Weber lalu menunjukkan bahwa rasionalisai “dari atas” berkaitan dengan etika Protestan tentang panggilan hidup. Menurut etika itu, sukses seseorang dalam hidupnya bukanlah sarana untuk mencapai keselamatan. Melainkan tanda lahir untuk memastikan adanya rahmat Allah yang menyelamatkan. Menurut Habermas, etika Protestan menjadi kondisi niscaya tumbuhnya basis motivasional untuk tindakan rasional-bertujuan dalam medan kerja sosial.
Hilangnya Makna dan Kebebasan
Menurut Weber, etika Protestan hanya menyiapkan kondisi –kondisi awal untuk mayarakat kapitalis, namun etika ini tidak bisa menjaga stabilitasnya sendiri. Etika itu kemudian terkikis dan diganti dengan utilitarianisme yang menurut Habermas, tak lain dari ajaran moral semu mengenai rasionalitas-tujuan.
Rasionalisasi kebudayaan telah menyebabkan struktur-struktur kesadaran terdiferensiasi ke dalam bidang-bidang nilai kultural yang otonom: kognitif, etis-normatif dan ekspresi. Weber berpendapat bahwa bidang-bidang kesadaran ini terwujud dalam aturan-aturan hidup yang antagonistis. Tingkah laku birokratis menyingkirkan makna-makna justru melalui asketisme rasional; dan menurut Weber sendiri, asketisme rasional macam itu dalam masyarakat kapitalis berhubungan dengan konsumerisme.
Habermas berpendapat bahwa model rasionalisasi Weber harus di rekontruksi agar bisa dilihat dan dinilai realisasi rasionalisasi dalam masyarakat kapitalis modern yang menghasilkan ciri-ciri patologis.
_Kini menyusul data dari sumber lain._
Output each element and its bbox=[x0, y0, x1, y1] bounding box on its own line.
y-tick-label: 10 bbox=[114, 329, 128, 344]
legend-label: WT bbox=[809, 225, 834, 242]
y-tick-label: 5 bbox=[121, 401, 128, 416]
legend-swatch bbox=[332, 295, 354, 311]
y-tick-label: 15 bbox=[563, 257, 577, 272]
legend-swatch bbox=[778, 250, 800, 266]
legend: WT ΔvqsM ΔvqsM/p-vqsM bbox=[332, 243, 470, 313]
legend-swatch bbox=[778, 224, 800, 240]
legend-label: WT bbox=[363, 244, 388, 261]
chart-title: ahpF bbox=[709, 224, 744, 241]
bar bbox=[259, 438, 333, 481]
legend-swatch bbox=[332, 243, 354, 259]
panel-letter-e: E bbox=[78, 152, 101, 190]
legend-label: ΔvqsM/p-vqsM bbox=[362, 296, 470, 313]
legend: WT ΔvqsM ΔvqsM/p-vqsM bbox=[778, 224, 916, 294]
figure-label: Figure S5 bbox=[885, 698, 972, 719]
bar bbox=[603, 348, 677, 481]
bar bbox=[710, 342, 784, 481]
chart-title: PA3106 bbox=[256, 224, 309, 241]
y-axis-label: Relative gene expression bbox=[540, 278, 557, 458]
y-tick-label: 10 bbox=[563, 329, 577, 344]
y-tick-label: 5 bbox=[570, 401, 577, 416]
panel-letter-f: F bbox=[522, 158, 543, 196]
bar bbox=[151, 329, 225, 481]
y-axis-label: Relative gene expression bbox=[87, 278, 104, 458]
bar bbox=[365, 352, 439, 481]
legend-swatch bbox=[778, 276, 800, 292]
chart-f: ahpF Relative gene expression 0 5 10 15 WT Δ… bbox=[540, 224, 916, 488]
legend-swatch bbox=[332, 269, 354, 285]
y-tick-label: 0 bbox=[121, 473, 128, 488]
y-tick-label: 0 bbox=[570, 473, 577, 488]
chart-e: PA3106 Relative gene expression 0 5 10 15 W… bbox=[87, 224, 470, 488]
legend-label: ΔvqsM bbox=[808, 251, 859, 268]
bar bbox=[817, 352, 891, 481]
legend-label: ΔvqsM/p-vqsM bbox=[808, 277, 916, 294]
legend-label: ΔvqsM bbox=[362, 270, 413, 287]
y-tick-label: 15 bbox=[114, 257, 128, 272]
Teori Rasionalisasi Habermas
Weber mengembangkan sebuah model selektif rasionalisasi kapitalistis yang mengandaikan rasionalitas sebagai rasionalitas tujuan. Model ini berlaku dalam modernisasi, proses rasionalisasi kemasyarakatan. Sebagai sosiolog, Weber memang berusaha memaparkan realitas sosial apa adanya, tetapi bagi Habermas pemaparan macam itu justru menunjukkan kesempitan pendekatan. Pertama, Weber menyamakan masyarakat rasional dengan kapitalisme. Kedua, Weber tak berhasil melepaskan diri dari pengaruh filsafat kesadaran yang mempertentangkan subjek dan objek, dan dengan cara demikian menyamakan rasionalitas tujuan dengan rasionalitas sebagai keseluruhan.
Habermas lalu mengusulkan sebuah model nonselektif untuk rasionalisasi masyarakat. Model ini dikatakan bersifat “nonselektif” karena mau melukiskan seluruh perkembangan yang mungkin untuk realisasi struktur kesadaran modern. Habermas mulai dengan menjelaskan “hubungan-hubungan pragmatis-formal” manusia, yaitu dengan kenyataan objektif (misalnya alam), dengan kenyataan sosial dan dengan kenyataan subjektif (dirinya sendiri).
Bagaimanakah sebuah modernisasi yang utuh? Habermas mengajukan tesis tentang pola rasionalisasi yang utuh yang disebut pola “nonselektif”. Keseimbangan akan dicapai bila bidang-bidang nilai kultura; itu diinstitusionalisasikan secara seimbang sehingga mencegah dominasi salah satu bidang.
Refleksi dan Relevansi
Salah satu maksud praktis dari Teori Kritis adalah membantu proses refleksi diri masyarakat atas proses pembentukan diri masyarakat itu. Teori rasionalisasi Weber mendapat kedudukan yang penting dalam proyek Teori Kritis untuk menyusun sebuah teori perkembangan masyarakat.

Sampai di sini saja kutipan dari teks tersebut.